Subsequently, the quote we (in a Thursday post) and others have used ("That may have been by design, according to a person who spoke to Mr. Trump on Tuesday. The president was pleased by the ambiguity of his position on Mr. Mueller, and thinks the possibility of being fired will focus the veteran prosecutor on delivering what the president desires most: a blanket public exoneration.") came from a June 13 New York Times article by Thrush, Haberman, and Davis. Ruddy was in the White House on Monday, not Tuesday, and while he reportedly didn't speak to Trump may have received that notion from Kasowitz or someone else (hate to cite Chris Cillizza, but -- http://www.cnn.com/2017/06/13/politics/chris-ruddy-bob-mueller-trump/index.html). So, someone "who spoke to Mr.Trump on Tuesday" seems to have been the source the Times used confirming Trump thought the threat of Mueller would "focus" Mueller on ending the investigation more quickly.

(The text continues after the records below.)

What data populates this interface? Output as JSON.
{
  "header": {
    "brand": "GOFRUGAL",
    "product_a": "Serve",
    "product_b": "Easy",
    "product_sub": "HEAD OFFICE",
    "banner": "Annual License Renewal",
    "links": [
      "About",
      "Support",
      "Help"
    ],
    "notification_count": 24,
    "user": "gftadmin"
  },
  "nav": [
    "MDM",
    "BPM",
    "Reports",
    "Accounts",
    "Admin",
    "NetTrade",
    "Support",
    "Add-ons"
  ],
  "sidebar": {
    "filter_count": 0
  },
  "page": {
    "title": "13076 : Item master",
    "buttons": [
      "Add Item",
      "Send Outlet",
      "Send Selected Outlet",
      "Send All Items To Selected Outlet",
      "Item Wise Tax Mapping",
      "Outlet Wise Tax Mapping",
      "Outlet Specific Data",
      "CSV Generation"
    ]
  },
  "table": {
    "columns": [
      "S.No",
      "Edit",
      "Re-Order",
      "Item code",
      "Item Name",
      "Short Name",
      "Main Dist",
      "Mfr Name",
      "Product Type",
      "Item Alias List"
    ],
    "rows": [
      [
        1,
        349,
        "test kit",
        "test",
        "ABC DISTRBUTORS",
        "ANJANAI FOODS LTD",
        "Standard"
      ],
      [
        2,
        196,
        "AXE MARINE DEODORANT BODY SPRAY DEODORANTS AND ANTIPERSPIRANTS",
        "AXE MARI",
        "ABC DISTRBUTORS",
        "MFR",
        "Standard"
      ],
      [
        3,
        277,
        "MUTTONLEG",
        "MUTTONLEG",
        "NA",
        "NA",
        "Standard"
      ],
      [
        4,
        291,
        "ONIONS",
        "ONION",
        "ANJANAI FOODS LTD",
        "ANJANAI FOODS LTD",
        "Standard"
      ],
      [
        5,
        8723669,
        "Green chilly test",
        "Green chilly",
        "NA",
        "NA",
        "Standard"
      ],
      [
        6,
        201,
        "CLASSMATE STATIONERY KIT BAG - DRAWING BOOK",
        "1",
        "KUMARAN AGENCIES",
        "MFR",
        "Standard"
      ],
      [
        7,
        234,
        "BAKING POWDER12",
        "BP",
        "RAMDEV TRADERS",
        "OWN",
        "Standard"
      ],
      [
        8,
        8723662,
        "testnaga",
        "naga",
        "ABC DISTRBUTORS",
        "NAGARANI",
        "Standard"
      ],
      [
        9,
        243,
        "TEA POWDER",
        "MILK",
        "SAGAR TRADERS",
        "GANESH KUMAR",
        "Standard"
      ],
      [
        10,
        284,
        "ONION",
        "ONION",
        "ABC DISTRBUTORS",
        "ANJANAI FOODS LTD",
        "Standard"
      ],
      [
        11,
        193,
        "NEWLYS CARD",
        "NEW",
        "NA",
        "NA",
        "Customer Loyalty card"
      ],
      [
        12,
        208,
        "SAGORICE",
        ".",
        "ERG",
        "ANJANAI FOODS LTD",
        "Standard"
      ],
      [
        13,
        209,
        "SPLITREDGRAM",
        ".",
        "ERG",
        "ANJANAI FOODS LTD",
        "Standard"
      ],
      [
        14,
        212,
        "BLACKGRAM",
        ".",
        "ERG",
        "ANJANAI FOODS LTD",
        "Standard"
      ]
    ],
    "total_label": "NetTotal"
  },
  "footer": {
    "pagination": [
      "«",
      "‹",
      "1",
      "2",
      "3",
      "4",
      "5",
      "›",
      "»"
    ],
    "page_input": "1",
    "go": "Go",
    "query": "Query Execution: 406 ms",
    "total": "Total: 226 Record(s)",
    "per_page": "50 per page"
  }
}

Though, just to be clear, we're with you 100% that it's always good not leap to conclusions. Thanks for your informed, thoughtful comments.

jsrtheta said...

First, thanks so much for taking the time to look into this. I'm sure you have better things to do.

Second, I missed the Times item claiming corroboration on the 13th. (I refuse to pay the Times to read their coverage and get mad. I can get mad all by myself.) So that is key.

My only point is that I still believe that a simple viewing of Ruddy's interview on Monday the 12th with Judy Woodruff did not support the initial hysteria, because Ruddy expressly referred only to Kasowitz's public statement was the basis for his opinion. And prior to any corroboration, the press went insane. Though it's nice the story may have been true (who knows with this idiot?).

Ruddy himself pushed back on the initial accounts and made it clear he was only going by what Kasowitz said.

ETA: Actually, Ruddy blamed it on attorney Jay Sekulow, not Kasowitz. http://abc7chicago.com/news/chris-ruddy-defends-claim-trump-seeking-mueller-firing/2090267/

So I got that wrong as well. But the point remains valid.